Il suo ricordo è rimasto vivo in chiunque lo abbia conosciuto, e il suo messaggio di fede, tenace e inesauribile, guida ancora chi lo ha avuto accanto.

La sua dedizione e l’alto rispetto per la dignità umana si leggono molto chiaramente nelle parole che lui stesso scrisse nel 1989:

“L’Oda dal 1971, in collaborazione con gli enti locali, svolge un servizio di amore e giustizia verso gli ultimi tendendo una mano attraverso servizi riabilitativi qualificati a coloro che si sono trovati affetti da cerebropatie gravi e gravissime ed alle loro famiglie, spesso angosciate.

Il servizio dell’Oda non è frammentario né occasionale, ma investe l’ospite in relazione ai suoi bisogni e dà a lui il diritto di vivere e di crescere negli anni, con una tutela che abbraccia l’arco di tutta la sua esistenza.

Ricordo in particolare la frase che mi fu detta nel 1976 da un funzionario del ministero della Sanità: “Don Renzo, molto francamente mi dica se non è vero che i suoi ragazzi costano moltissimo e non producono nulla? Bisognerebbe pensarci prima, così la società avrebbe un peso in meno da portare avanti.
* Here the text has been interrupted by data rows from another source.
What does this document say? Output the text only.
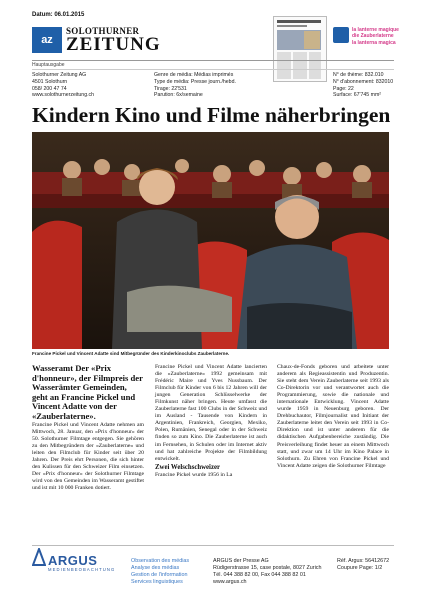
Datum: 06.01.2015
az
SOLOTHURNER
ZEITUNG
la lanterne magique
die Zauberlaterne
la lanterna magica
Hauptausgabe
Solothurner Zeitung AG
4501 Solothurn
058/ 200 47 74
www.solothurnerzeitung.ch
Genre de média: Médias imprimés
Type de média: Presse journ./hebd.
Tirage: 22'531
Parution: 6x/semaine
N° de thème: 832.010
N° d'abonnement: 832010
Page: 22
Surface: 67'745 mm²
Kindern Kino und Filme näherbringen
Francine Pickel und Vincent Adatte sind Mitbegründer des Kinderkinoclubs Zauberlaterne.

Wasseramt Der «Prix d'honneur», der Filmpreis der Wasserämter Gemeinden, geht an Francine Pickel und Vincent Adatte von der «Zauberlaterne».

Francine Pickel und Vincent Adatte nehmen am Mittwoch, 28. Januar, den «Prix d'honneur» der 50. Solothurner Filmtage entgegen. Sie gehören zu den Mitbegründern der «Zauberlaterne» und leiten den Filmclub für Kinder seit über 20 Jahren. Der Preis ehrt Personen, die sich hinter den Kulissen für den Schweizer Film einsetzen. Der «Prix d'honneur» der Solothurner Filmtage wird von den Gemeinden im Wasseramt gestiftet und ist mit 10 000 Franken dotiert.

Francine Pickel und Vincent Adatte lancierten die «Zauberlaterne» 1992 gemeinsam mit Frédéric Maire und Yves Nussbaum. Der Filmclub für Kinder von 6 bis 12 Jahren will der jungen Generation Schlüsselwerke der Filmkunst näher bringen. Heute umfasst die Zauberlaterne fast 100 Clubs in der Schweiz und im Ausland - Tausende von Kindern in Argentinien, Frankreich, Georgien, Mexiko, Polen, Rumänien, Senegal oder in der Schweiz finden so zum Kino. Die Zauberlaterne ist auch im Fernsehen, in Schulen oder im Internet aktiv und hat zahlreiche Projekte der Filmbildung entwickelt.

Zwei Welschschweizer

Francine Pickel wurde 1956 in La

Chaux-de-Fonds geboren und arbeitete unter anderem als Regieassistentin und Produzentin. Sie steht dem Verein Zauberlaterne seit 1993 als Co-Direktorin vor und verantwortet auch die Programmierung, sowie die nationale und internationale Entwicklung. Vincent Adatte wurde 1959 in Neuenburg geboren. Der Drehbuchautor, Filmjournalist und Initiant der Zauberlaterne leitet den Verein seit 1993 in Co-Direktion und ist unter anderem für die didaktischen Aufgabenbereiche zuständig. Die Preisverleihung findet heuer an einem Mittwoch statt, und zwar um 14 Uhr im Kino Palace in Solothurn. Zu Ehren von Francine Pickel und Vincent Adatte zeigen die Solothurner Filmtage

ARGUS
MEDIENBEOBACHTUNG
Observation des médias
Analyse des médias
Gestion de l'information
Services linguistiques
ARGUS der Presse AG
Rüdigerstrasse 15, case postale, 8027 Zurich
Tél. 044 388 82 00, Fax 044 388 82 01
www.argus.ch
Réf. Argus: 56412672
Coupure Page: 1/2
Queste parole ebbero in me e successivamente in coloro che lavorano nell’Oda l’effetto di una bomba in positivo:

l’Oda riconobbe ancor più la validità della sua ragione di esistere perché quei ragazzi di un tempo e quei giovani di oggi sono meravigliosi e capaci di donare a noi una gioia particolare: l’avercela fatta nel cammino della normalità, anche se a piccoli passi, verso il diritto alla gioia, al movimento, al gestire se stessi e al sentirsi quindi vivi e vitali.”